16:54:16 | | | Also, StepTimer.mean() and HistogramSnapshot.mean() only start returning non-zero at this point.
16:54:26 | | |
16:54:36 ------/ | <----- Percentile Window End ----------- 1-minute window for percentile finished. 95th percentile returns 0 afterwards.
16:54:46 | |
16:54:56 | |
16:55:06 ----/ | <----- Counter Step End -------------- Both StepCounter.count() and StepTimer.count() return 0 after this point.
16:55:16 | Also, StepTimer.mean() and HistogramSnapshot.mean() only start returning non-zero at this point.
16:55:26 |
16:55:36 |
16:55:46 |
16:55:56 |
16:56:06 |
16:56:16 |
16:56:26 |
16:56:36 -----------/ <----- Histogram Window End ------------ 3-minute window for Histogram ends.

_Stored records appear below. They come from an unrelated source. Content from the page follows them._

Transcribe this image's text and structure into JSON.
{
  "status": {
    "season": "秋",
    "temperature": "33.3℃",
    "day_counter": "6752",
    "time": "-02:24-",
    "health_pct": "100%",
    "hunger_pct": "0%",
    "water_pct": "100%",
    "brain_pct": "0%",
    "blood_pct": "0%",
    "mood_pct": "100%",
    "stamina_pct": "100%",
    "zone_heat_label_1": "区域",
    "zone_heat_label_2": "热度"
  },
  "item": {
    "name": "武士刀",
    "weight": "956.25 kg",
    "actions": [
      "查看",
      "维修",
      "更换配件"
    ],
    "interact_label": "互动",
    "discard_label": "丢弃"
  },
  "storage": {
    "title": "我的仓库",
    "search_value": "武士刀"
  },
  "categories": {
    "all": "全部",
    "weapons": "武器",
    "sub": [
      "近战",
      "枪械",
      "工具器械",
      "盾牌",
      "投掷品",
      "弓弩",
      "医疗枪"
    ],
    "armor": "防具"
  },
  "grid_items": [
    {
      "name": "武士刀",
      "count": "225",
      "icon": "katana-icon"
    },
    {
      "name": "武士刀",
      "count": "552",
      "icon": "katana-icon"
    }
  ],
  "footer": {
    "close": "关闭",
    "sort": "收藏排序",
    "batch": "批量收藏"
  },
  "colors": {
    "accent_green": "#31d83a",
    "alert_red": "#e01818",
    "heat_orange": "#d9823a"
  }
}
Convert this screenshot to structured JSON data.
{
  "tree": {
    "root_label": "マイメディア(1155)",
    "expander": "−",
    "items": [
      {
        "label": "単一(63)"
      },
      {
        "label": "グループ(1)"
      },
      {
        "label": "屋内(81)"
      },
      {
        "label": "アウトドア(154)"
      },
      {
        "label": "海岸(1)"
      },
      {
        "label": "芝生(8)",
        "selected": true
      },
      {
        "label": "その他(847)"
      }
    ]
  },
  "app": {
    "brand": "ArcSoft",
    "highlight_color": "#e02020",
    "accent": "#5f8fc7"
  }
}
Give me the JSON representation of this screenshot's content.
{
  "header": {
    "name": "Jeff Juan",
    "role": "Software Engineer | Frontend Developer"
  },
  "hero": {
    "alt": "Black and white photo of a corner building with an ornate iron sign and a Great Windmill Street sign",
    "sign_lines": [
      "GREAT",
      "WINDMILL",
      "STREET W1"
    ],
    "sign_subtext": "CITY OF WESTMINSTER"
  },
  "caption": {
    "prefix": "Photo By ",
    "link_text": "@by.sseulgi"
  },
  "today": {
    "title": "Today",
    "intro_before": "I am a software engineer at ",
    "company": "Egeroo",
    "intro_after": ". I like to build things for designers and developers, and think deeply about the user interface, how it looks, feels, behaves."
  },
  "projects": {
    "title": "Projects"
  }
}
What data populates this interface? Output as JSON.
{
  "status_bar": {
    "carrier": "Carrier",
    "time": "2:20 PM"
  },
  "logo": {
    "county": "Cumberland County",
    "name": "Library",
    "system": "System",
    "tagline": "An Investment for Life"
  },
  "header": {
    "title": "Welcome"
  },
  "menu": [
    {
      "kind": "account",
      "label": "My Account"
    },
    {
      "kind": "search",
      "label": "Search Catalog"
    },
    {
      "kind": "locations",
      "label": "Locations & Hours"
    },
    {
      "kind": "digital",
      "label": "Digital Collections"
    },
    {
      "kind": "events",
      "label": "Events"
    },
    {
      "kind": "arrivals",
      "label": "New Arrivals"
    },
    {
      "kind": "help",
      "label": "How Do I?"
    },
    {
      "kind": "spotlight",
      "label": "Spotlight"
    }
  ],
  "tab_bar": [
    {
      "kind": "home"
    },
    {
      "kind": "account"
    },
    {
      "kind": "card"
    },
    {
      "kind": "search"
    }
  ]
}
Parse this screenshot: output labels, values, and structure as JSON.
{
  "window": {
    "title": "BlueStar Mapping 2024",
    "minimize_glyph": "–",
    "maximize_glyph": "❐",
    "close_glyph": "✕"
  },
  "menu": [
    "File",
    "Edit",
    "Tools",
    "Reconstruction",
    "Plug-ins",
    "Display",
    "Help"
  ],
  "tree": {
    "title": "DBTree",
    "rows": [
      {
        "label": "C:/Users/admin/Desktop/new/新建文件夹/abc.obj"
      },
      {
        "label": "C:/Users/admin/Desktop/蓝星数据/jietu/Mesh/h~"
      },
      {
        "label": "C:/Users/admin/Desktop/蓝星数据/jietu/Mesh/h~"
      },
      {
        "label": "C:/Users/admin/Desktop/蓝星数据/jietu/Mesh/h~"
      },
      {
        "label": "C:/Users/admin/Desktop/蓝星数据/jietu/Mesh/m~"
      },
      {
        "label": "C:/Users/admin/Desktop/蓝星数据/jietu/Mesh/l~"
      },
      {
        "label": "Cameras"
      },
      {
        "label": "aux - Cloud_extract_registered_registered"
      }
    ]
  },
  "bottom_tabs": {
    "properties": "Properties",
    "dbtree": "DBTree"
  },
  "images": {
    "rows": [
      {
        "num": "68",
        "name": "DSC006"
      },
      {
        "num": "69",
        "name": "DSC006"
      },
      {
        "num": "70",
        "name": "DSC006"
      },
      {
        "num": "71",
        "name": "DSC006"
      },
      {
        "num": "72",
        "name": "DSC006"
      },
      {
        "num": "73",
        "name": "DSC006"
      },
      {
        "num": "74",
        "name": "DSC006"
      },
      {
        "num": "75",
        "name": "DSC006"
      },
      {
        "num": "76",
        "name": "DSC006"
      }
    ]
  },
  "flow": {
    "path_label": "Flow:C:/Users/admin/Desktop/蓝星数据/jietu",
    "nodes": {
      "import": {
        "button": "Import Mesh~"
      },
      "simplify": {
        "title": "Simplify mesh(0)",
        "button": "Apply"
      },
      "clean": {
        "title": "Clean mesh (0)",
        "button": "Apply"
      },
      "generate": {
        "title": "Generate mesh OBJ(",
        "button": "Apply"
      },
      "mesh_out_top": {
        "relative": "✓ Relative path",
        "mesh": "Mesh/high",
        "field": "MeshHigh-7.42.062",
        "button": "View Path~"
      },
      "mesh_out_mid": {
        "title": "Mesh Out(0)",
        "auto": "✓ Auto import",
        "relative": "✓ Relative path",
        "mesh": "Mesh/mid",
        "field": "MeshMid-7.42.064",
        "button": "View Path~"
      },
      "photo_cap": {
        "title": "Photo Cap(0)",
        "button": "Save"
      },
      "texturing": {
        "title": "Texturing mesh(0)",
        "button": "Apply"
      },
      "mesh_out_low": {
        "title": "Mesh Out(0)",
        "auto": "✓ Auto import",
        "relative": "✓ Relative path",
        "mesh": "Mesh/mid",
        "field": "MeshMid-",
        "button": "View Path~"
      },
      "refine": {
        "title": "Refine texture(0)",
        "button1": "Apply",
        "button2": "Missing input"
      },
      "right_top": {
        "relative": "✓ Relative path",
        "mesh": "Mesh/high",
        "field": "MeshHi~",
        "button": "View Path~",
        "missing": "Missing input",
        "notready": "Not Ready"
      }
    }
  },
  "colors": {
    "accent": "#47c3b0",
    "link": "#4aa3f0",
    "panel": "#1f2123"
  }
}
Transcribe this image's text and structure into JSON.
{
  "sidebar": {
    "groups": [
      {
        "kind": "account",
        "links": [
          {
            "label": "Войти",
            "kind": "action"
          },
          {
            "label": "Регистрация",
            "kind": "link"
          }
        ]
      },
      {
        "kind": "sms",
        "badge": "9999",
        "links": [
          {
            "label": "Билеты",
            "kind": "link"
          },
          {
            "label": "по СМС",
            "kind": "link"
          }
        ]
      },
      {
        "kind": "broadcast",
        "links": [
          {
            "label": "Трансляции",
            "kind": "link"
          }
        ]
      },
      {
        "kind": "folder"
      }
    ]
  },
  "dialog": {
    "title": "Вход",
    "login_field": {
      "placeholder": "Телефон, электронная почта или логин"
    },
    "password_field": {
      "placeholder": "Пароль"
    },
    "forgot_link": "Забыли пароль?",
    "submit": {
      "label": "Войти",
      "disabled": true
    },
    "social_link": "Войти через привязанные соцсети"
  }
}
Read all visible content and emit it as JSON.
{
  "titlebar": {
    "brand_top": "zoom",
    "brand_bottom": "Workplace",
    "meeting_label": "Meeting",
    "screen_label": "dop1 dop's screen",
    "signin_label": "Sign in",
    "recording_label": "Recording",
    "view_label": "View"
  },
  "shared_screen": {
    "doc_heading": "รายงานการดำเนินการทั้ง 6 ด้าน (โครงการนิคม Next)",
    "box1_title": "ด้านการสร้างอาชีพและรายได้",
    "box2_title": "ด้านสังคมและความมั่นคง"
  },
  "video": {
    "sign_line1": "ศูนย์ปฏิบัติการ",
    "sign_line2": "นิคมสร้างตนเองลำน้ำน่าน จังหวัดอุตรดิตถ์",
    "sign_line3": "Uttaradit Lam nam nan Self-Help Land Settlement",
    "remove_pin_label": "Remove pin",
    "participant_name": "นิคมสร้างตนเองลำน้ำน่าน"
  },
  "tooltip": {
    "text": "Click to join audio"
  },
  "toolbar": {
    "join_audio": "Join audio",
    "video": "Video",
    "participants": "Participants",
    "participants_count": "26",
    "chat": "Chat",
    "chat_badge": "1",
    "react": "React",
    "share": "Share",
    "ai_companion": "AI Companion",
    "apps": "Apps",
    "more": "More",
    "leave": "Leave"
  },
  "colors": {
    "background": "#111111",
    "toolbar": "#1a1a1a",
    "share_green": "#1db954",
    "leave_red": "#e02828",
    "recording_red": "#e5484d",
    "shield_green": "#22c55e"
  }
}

StepTimer.max() and HistogramSnapshot.max() return 0 afterwards.
16:56:46
16:56:56
Expected behavior
- Expected that both percentile and "steps" follow the same window, preferrably that the time-window used by the percentile / snapshot is also used by the StepXXX classes. That is, when the meter is created.
Additional context From what I understand, all the StepXXX classes and the poll() and rollCount() method shows that a "step" does not start when the meter started in time, which is what I thought what it was, but it is a "fixed" point in time.
e.g.
- A 1-minute step is literally a minute in the wall clock with 00 seconds
- A 5-minute step is literally every 5 minute in the wall clock with 00 seconds ( 16:00:00, 16:05:00, 16:10:00, 16:15:00, 16:20:00, 16:25:00, etc ... )
This appears to be different to how the percentiles are "placed" in the time window.
The bigger the step ( e.g. 5 minutes ), the bigger the time where the numbers possibly do not make sense.
If I started the sample app above at 18:40:12 with a 5-minute step, the 95th percentile will be non-zero but the count() and the mean() will be zero up to just before 18:45:00. Only on after 18:45:00 will the count() and mean() be non-zero.